Set the python environment just as before.

# Create a virtual environment in the folder "venv"
python3 -m venv venv

# install Python dependencies
python3 -m pip install -r requirements.txt

We are getting there. Here is where we actually quantize the model.

# convert the 7B model to ggml FP16 format
python3 convert.py models/llama-2-7b-chat/

# quantize the model to 4-bits (using q4_0 method)
./quantize ./models/llama-2-7b-chat/ggml-model-f16.gguf ./models/llama-2-7b-chat/ggml-model-q4_0.gguf q4_0

Everything is ready now. If you correctly followed the steps, you should be able to start talking with Bob, your new personal AI assistant. Just run:

./main -m ./models/llama-2-7b-chat/ggml-model-f4_0.gguf -c 512 -b 1024 -n 256 --keep 48     --repeat_penalty 1.0 --color -i     -r "User:" -f prompts/chat-with-bob.txt

FAQ

What is quantization?

Quantization is a process in which you represent numerical values with a limited number of discrete levels or values. In the context of computing and digital signal processing, quantization is often used to reduce the precision of numerical data in order to save memory or computational resources.

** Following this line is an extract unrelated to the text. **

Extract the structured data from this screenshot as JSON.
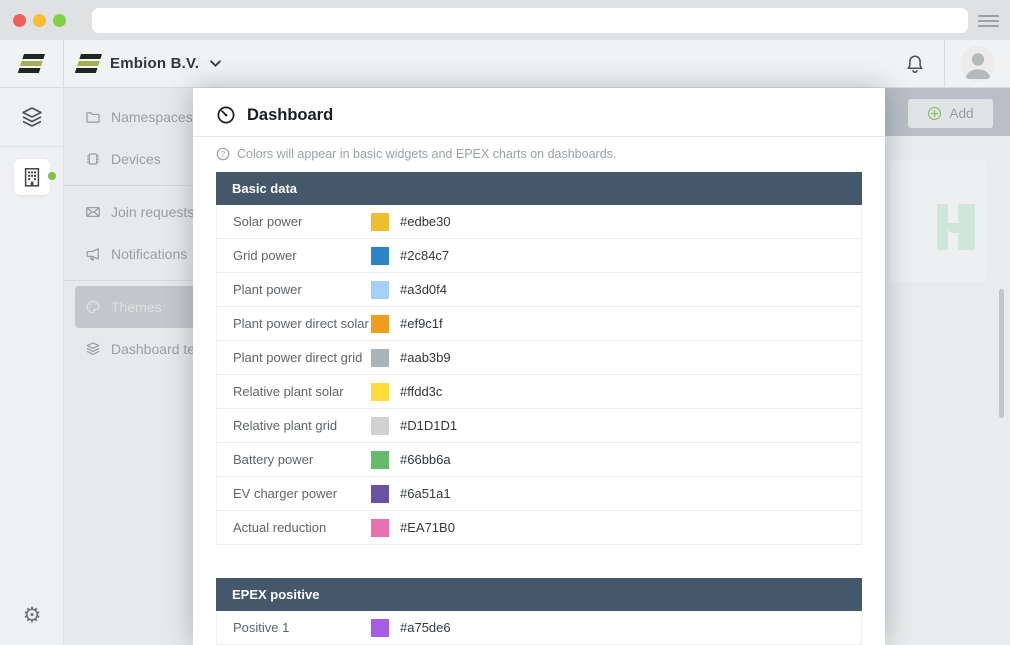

4-bit quantization specifically refers to the process of representing numerical values using only 4 bits of information. A single bit can represent one of two values (0 or 1), so with 4 bits, you can represent 2^4 = 16 different values. These values are typically evenly spaced within a certain range.

For example, if you’re working with a continuous range of values, such as the amplitude of an analog signal, 4-bit quantization would involve dividing that range into 16 equally spaced intervals and mapping each interval to a unique 4-bit binary code. The precision of the representation is limited to those 16 distinct levels, which means that the original continuous values are approximated by the closest representable level.

If you end up having EOF-related errors, make sure your files use the LF end of line sequence. Using the repository with Windows-tools can cause the line sequence to appear as CRLF, in which case the scripts you have to run will be broken. One way of solving this is by running dos2unix as described here.